MOTIFS
Sur le montant restant dû
L'article L221-1 du code des procédures civiles d'exécution prévoit que le créancier muni d'un titre exécutoire constatant une créance liquide et exigible peut, après signification d'un commandement, faire procéder à la saisie et à la vente des biens meubles corporels appartenant à son débiteur.
Aux termes de l’arrêt de la cour d’appel de METZ du 23 mai 2024, Mme [S] a été condamnée à payer les sommes suivantes :
- 490 euros par mois à titre de loyers depuis le 8 avril 2022 et jusqu’au prononcé du jugement,
- 490 euros à titre d’indemnité d’occupation jusqu’à libération effective des lieux,
- 600 euros sur le fondement de l’article 700 du code de procédure civile et les dépens de 1ère instance,
- 2.940 euros au titre de l’arriéré locatif échus au 7 avril 2022 avec intérêts au taux légal à compter de la signification du jugement du 18 octobre 2022
- 1000 euros au titre des dispositions de l’article 700 du code de procédure civile
- les dépens d’appel.
Il est constant que l’indemnité d’occupation est due jusqu’à restitution des lieux.
M. [M] indique ne réclamer aucune somme au-delà du mois de novembre 2022, étant souligné que Mme [S] ne peut raisonnablement lui reprocher de ne pas indiquer quand il a récupéré les clés alors qu’elle a quitté les lieux sans prévenir et sans rendre les clés et qu’elle ne justifie pas de la date à laquelle elle aurait restituée les lieux.
Si M. [M] mentionne dans le décompte qu’il produit le mois de décembre 2022 force est de constater qu’il ne retient que la somme de 490 euros pour les mois de novembre et décembre 2022.
Ainsi, il s’évince de la lecture de l’arrêt et des pièces produites par les parties que Mme [S] doit donc, outre la somme de 2940 euros, le loyer du 8 au 30 avril 2022 soit 375,66 euros, les loyers de mai au 18 octobre 2022 soit la somme de 2718,10 euros conformément au décompte de Monsieur [M].
Elle est également redevable de l’indemnité d’occupation à compter du 19 octobre 2022 et jusqu’au mois de novembre 2022 selon les déclarations de M. [M] à l’audience soit une somme de 711,13 euros.
Enfin, elle doit encore régler 600 euros au titre de l’article 700 du code de procédure civile en première instance et 2 448,59 euros au titre des intérêts.
S’agissant de la somme de 1546,81 euros réclamée par Monsieur [M] au titre des dépens de 1ère instance, force est de constater que cette somme n’est aucunement expliquée ni justifiée par quelque document que ce soit.
Mme [S] doit donc une somme de 9793,48 euros
Toutefois, il n’est pas contesté que Mme [S] a réglé 1455,12 euros au titre de l’article 700 à hauteur d’appel et des dépens d’appel ni qu’elle a versé le 3 juin 2025 une somme de 3500 euros.
Elle a donc réglé une somme totale de 3955,12.
Ainsi, Mme [S] demeure ainsi redevable d’une somme de 5838,36 euros.

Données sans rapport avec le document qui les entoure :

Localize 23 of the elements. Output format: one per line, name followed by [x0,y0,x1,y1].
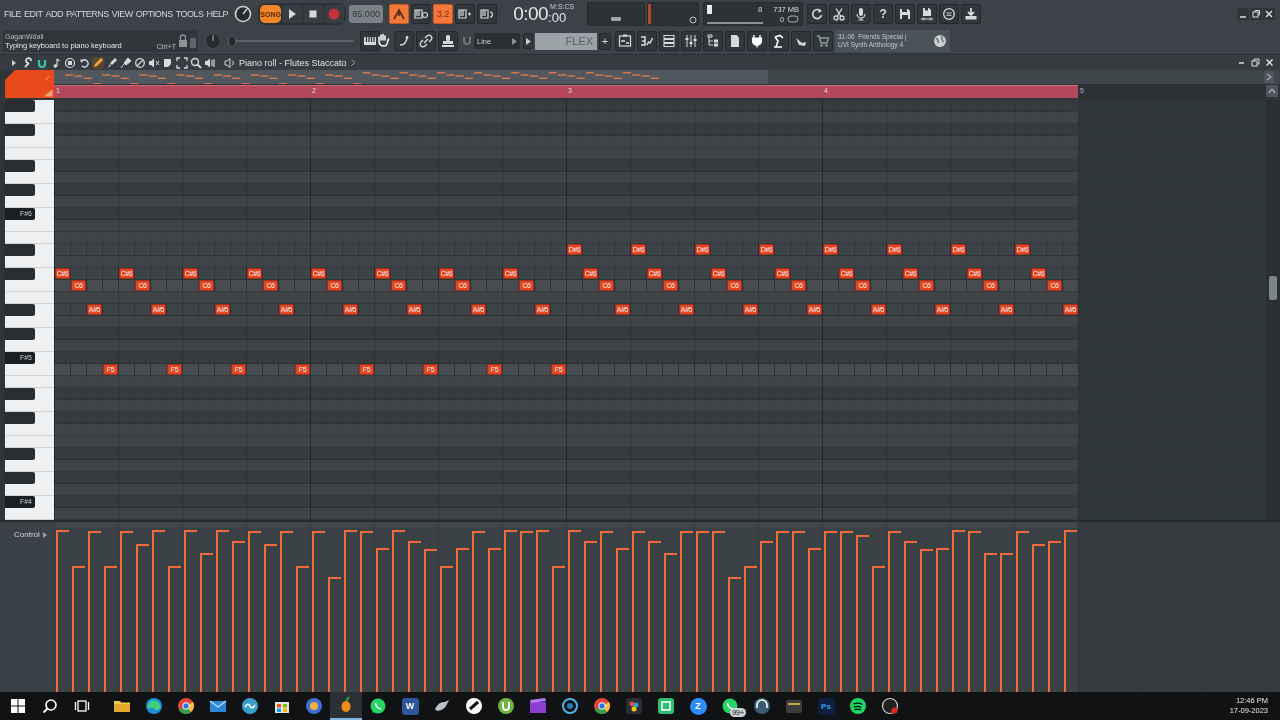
add-preset-button[interactable]: + [599,32,611,50]
preset-display[interactable]: FLEX [535,32,597,50]
taskbar-app[interactable]: Ps [810,692,842,720]
menu-item[interactable]: HELP [206,9,229,19]
menu-item[interactable]: EDIT [24,9,43,19]
app-icon: Ps [817,697,835,715]
taskbar-app[interactable]: Z [682,692,714,720]
window-title: Piano roll - Flutes Staccato [239,57,347,68]
menu-item[interactable]: TOOLS [175,9,204,19]
control-lane-label[interactable]: Control [14,530,40,539]
taskbar-app[interactable]: W [394,692,426,720]
app-icon: W [401,697,419,715]
menu-item[interactable]: ADD [45,9,64,19]
menu-item[interactable]: VIEW [111,9,133,19]
countdown-button[interactable]: 3.2 [433,4,454,24]
time-centiseconds: :00 [548,11,567,25]
menu-item[interactable]: FILE [4,9,21,19]
menu-item[interactable]: PATTERNS [66,9,109,19]
time-display: 0:00 [513,3,549,25]
app-icon: Z [689,697,707,715]
tempo-display[interactable]: 85.000 [349,5,384,23]
menu-item[interactable]: OPTIONS [135,9,173,19]
help-button[interactable]: ? [873,4,894,24]
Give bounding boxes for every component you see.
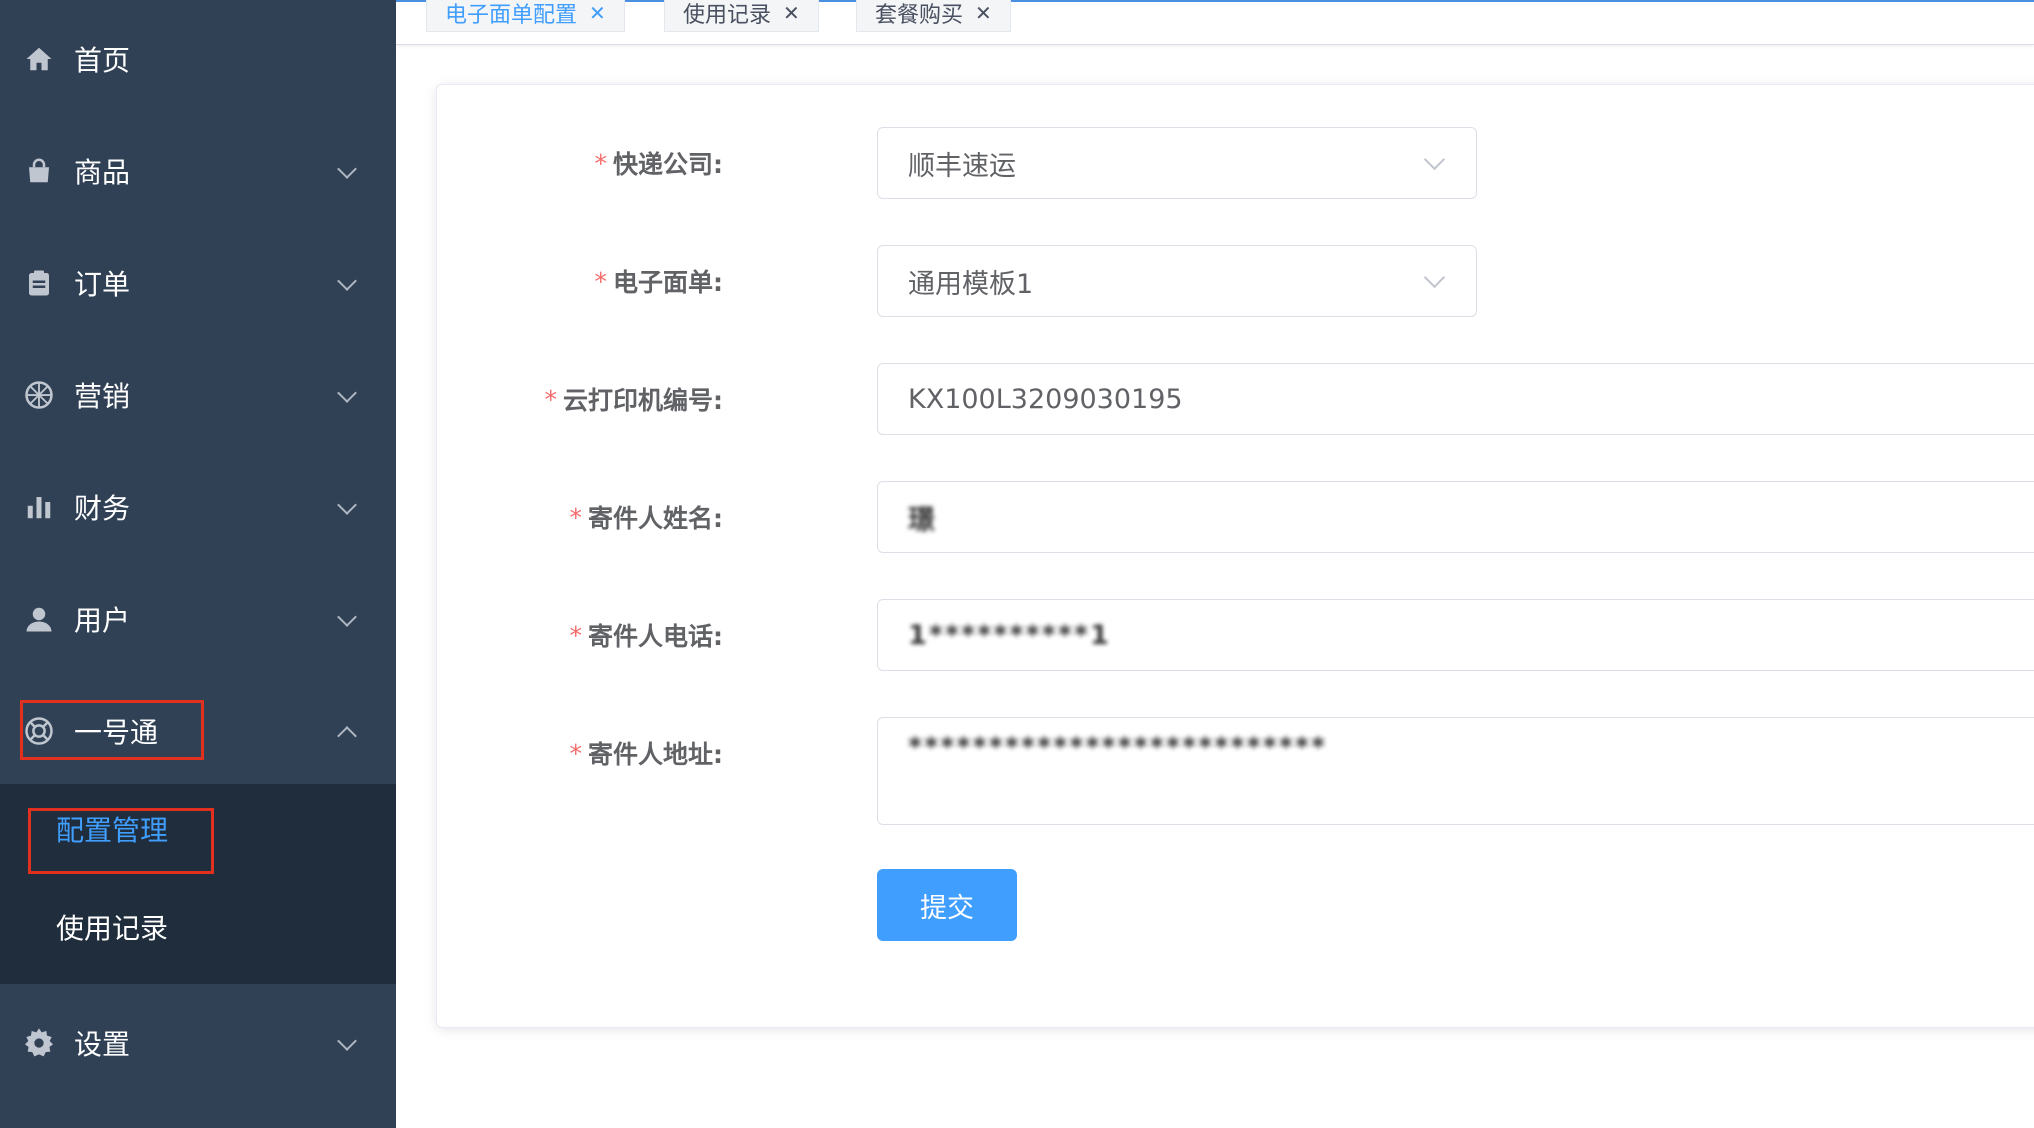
sender-name-label: * 寄件人姓名:	[569, 502, 724, 534]
menu-label-settings: 设置	[74, 1028, 131, 1061]
submenu-item-usage-records[interactable]: 使用记录	[0, 882, 396, 972]
sender-phone-input[interactable]: 1**********1	[877, 599, 2034, 671]
submenu-label-usage-records: 使用记录	[56, 912, 169, 945]
required-mark: *	[569, 502, 583, 532]
waybill-template-select[interactable]: 通用模板1	[877, 245, 1477, 317]
menu-label-marketing: 营销	[74, 380, 131, 413]
menu-label-yihaotong: 一号通	[74, 716, 159, 749]
tags-view-bar: 电子面单配置 ✕ 使用记录 ✕ 套餐购买 ✕	[396, 0, 2034, 45]
chevron-up-icon	[337, 726, 357, 746]
courier-label: * 快递公司:	[594, 148, 724, 180]
required-mark: *	[544, 384, 558, 414]
main-content: 电子面单配置 ✕ 使用记录 ✕ 套餐购买 ✕ * 快递公司: 顺丰速运 * 电子面单…	[396, 0, 2034, 1128]
courier-value: 顺丰速运	[908, 150, 1016, 182]
submenu-yihaotong: 配置管理 使用记录	[0, 784, 396, 984]
waybill-label: * 电子面单:	[594, 266, 724, 298]
required-mark: *	[594, 148, 608, 178]
sender-address-textarea[interactable]: **************************	[877, 717, 2034, 825]
chevron-down-icon	[1423, 148, 1446, 171]
sender-phone-label: * 寄件人电话:	[569, 620, 724, 652]
menu-item-products[interactable]: 商品	[0, 126, 396, 216]
menu-item-orders[interactable]: 订单	[0, 238, 396, 328]
tag-label: 电子面单配置	[445, 2, 578, 28]
menu-label-orders: 订单	[74, 268, 131, 301]
printer-value: KX100L3209030195	[908, 383, 1183, 415]
submit-button[interactable]: 提交	[877, 869, 1017, 941]
chevron-down-icon	[337, 1031, 357, 1051]
chevron-down-icon	[1423, 266, 1446, 289]
menu-item-finance[interactable]: 财务	[0, 462, 396, 552]
menu-label-users: 用户	[74, 604, 131, 637]
user-icon	[22, 602, 56, 636]
tag-label: 使用记录	[683, 2, 772, 28]
menu-label-finance: 财务	[74, 492, 131, 525]
chevron-down-icon	[337, 383, 357, 403]
menu-label-home: 首页	[74, 44, 131, 77]
sender-address-value: **************************	[908, 732, 1328, 763]
aperture-icon	[22, 378, 56, 412]
sidebar: 首页 商品 订单 营销 财务 用户 一号通 配置管理 使用记录 设置	[0, 0, 396, 1128]
submenu-label-config: 配置管理	[56, 814, 169, 847]
home-icon	[22, 42, 56, 76]
lifebuoy-icon	[22, 714, 56, 748]
gear-icon	[22, 1026, 56, 1060]
tag-waybill-config[interactable]: 电子面单配置 ✕	[426, 0, 625, 32]
bar-chart-icon	[22, 490, 56, 524]
top-accent-line	[396, 0, 2034, 2]
chevron-down-icon	[337, 271, 357, 291]
close-icon[interactable]: ✕	[589, 1, 606, 25]
menu-label-products: 商品	[74, 156, 131, 189]
waybill-value: 通用模板1	[908, 268, 1034, 300]
sender-name-input[interactable]: 璟	[877, 481, 2034, 553]
tag-label: 套餐购买	[875, 2, 964, 28]
chevron-down-icon	[337, 607, 357, 627]
tag-package-purchase[interactable]: 套餐购买 ✕	[856, 0, 1011, 32]
sender-phone-value: 1**********1	[908, 619, 1111, 651]
sender-address-label: * 寄件人地址:	[569, 738, 724, 770]
printer-label: * 云打印机编号:	[544, 384, 724, 416]
menu-item-yihaotong[interactable]: 一号通	[0, 686, 396, 776]
required-mark: *	[569, 620, 583, 650]
menu-item-users[interactable]: 用户	[0, 574, 396, 664]
printer-number-input[interactable]: KX100L3209030195	[877, 363, 2034, 435]
sender-name-value: 璟	[908, 504, 937, 536]
menu-item-marketing[interactable]: 营销	[0, 350, 396, 440]
menu-item-settings[interactable]: 设置	[0, 998, 396, 1088]
chevron-down-icon	[337, 159, 357, 179]
shopping-bag-icon	[22, 154, 56, 188]
required-mark: *	[569, 738, 583, 768]
tag-usage-records[interactable]: 使用记录 ✕	[664, 0, 819, 32]
submenu-item-config[interactable]: 配置管理	[0, 784, 396, 874]
close-icon[interactable]: ✕	[975, 1, 992, 25]
courier-select[interactable]: 顺丰速运	[877, 127, 1477, 199]
chevron-down-icon	[337, 495, 357, 515]
close-icon[interactable]: ✕	[783, 1, 800, 25]
required-mark: *	[594, 266, 608, 296]
form-card: * 快递公司: 顺丰速运 * 电子面单: 通用模板1 * 云打印机编号: KX100L…	[436, 84, 2034, 1028]
menu-item-home[interactable]: 首页	[0, 14, 396, 104]
clipboard-icon	[22, 266, 56, 300]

Sur la demande d’échelonnement de la dette. :
L'article 510 du code de procédure civile prévoit qu'après signification d'un commandement ou d'un acte de saisie, selon le cas, le juge de l'exécution a compétence pour accorder un délai de grâce et que l'octroi de délai doit être motivé.
En l’espèce, Mme [S] sollicite un échelonnement sur 24 mois de sa dette.
Si elle justifie d’une situation financière précaire, force est de constater qu’elle a d’ores et déjà bénéficié de très larges délais de paiement, l’arrêt de la cour d’appel datant du mois d’août 2024 soit d’il y a presque deux ans.
Elle ne peut par ailleurs, sans une certaine mauvaise foi, indiquer qu’elle ne savait pas quelle somme étant due dès lors qu’elle ne conteste pas que l’arrêt de la cour d’appel lui a été signifié.
Elle sera donc déboutée de sa demande de délais de paiement.
Sur les demandes de mainlevée de l’indisponibilité des certificats d’immatriculation
Il se déduit des développements qui précèdent que les mesures d’exécution portant sur l’indisponibilité des certificats d’immatriculation des véhicules C3 immatriculé FQ-682-GR et Peugeot 108 immatriculé DZ-394-DR étaient pleinement justifiées de sorte qu’il n’y a pas lieu d’en ordonner la mainlevée.
Sur les demandes accessoires
Madame [Q] [S] sera condamnée aux dépens et à payer à Monsieur [B] [M] la somme de 800 euros au titre de l'article 700 du code de procédure civile.
En conséquence, elle sera déboutée de sa demande au titre de l'article 700 du code de procédure civile.